Outra ocasião que começou bem mas acabou muito mal, foi numa festa de fim de ano numa vivenda com africanos e mais uma serie de acompanhantes. As coisas descontrolaram-se a meio da noite e vi e fiz coisas completamente doidas, que me vou escusar de contar .
Mas foram apenas algumas situações más entre muitas outras boas, a maior parte foram boas.
Foi também devido a ser Acompanhante que conheci o meu atual marido.
O meu marido é espanhol e foi um dos meus clientes à cerca de 7 anos. Ele já na altura tinha uma serie de representações de material informático que o obriga a viajar muito.

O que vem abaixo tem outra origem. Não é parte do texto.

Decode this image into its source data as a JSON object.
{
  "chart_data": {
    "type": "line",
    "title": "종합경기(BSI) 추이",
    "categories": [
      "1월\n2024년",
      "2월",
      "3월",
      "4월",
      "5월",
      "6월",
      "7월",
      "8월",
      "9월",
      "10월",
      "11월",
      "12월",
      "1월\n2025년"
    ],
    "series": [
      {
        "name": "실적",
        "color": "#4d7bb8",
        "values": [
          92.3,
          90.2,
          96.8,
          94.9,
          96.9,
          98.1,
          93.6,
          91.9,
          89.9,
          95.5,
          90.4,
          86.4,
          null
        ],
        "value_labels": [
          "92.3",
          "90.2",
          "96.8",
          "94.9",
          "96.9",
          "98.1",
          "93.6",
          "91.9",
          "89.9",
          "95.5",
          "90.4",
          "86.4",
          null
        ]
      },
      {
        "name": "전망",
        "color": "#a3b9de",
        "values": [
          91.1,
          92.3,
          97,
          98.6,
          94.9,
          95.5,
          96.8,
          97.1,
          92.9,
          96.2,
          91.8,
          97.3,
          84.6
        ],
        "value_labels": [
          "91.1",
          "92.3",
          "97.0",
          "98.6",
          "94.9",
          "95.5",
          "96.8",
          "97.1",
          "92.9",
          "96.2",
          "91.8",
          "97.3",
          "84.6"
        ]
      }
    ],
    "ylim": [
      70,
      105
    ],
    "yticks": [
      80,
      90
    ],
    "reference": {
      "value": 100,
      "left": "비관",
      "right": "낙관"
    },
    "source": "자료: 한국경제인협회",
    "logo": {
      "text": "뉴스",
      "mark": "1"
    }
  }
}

Foi numa dessas vindas a Portugal que ele marcou comigo. Fomos jantar e a um bar e logo nessa primeira noite senti que ele era diferente, falamos a noite toda, rimos imenso e chegamos ao final da noite tão cansados que nem sequer fodemos nessa noite. Combinamos encontrarmo-nos no dia seguinte e ai sim estivemos a foder como loucos a noite toda.
Fui com ele de táxi até ao aeroporto, parecíamos dois namorados , até tive vergonha por ter recebido dinheiro pela noite que tivemos.
Passei o resto da semana doida porque ele me ligasse mas ele não me ligou, resolvi também não ligar, afinal ele tinha sido apenas um cliente.
Mas no fim de semana seguinte cá estava ele novamente em Portuga e ficamos o fim de semana todo juntos. Os fim de semana repetiram-se, eu comecei também a ir a Madrid a casa dele até que passado uns meses ele me convidou para ir viver com ele de vez.
Significava mudar tudo outra vez na minha vida e mais uma vez foi o que fiz, passado um mês estava a viver em Espanha e passado um ano estávamos casados.
Deixei obviamente de ser acompanhante, de ser profissional, mas não de ser puta, isso sempre fui e sempre serei. Procurei e procuro ser o mais normal possível dentro do meu casamento, mas tive necessidade de arranjar um amante.